A study compares the parietal lobes in Neanderthals and modern humans
The Paleoneurobiology Group of the Centro Nacional de Investigación sobre la Evolución Humana (CENIEH), led by Emiliano Bruner, has just published a morphological analysis of the brains of Neanderthals and modern humans in the Journal of Human Evolution, whose results suggest that the more rounded shape of modern human brains is due in part to larger and bulgier parietal lobes, on average.
Two regions in particular may be more highly developed in homo sapiens.
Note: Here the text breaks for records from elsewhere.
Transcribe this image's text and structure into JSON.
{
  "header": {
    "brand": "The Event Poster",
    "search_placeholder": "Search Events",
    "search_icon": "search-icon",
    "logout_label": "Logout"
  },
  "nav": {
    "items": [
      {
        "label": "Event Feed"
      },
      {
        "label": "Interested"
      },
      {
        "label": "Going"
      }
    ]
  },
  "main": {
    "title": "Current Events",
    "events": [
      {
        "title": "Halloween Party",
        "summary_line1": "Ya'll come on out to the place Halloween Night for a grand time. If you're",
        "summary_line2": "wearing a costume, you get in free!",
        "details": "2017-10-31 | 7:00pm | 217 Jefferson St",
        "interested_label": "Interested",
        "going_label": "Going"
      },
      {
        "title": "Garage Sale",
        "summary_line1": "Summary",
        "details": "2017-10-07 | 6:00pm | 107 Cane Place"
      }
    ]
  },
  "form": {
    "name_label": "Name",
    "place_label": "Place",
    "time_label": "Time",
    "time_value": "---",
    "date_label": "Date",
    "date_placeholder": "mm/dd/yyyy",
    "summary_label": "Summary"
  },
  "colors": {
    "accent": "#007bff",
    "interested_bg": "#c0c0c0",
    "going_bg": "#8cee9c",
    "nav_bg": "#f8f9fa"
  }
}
The first is the dorsal posterior parietal region, and the second is the intermediate area of the intraparietal sulcus, in the inferior parietal lobule, says Sofía Pereira, who coordinated this study in collaboration with the Max Planck Institute in Leipzig (Germany).
The study was conducted using three-dimensional spatial models, which have enabled comparison of brain shape in 52 modern humans with that in eight Neanderthals, employing endocranial casts and the impressions left by the cerebral sulci on the surface of the braincase. The geometric model not only includes information on the general shape of the brain, but also the specific locations of the parietal anatomy.
The parietal lobes are implicated in visuospatial functions such as visual imagination and handling, and in general in all those cognitive aspects relating to coordination between brain, body and external environment, including the eye-hand relationship and that between hand and tools.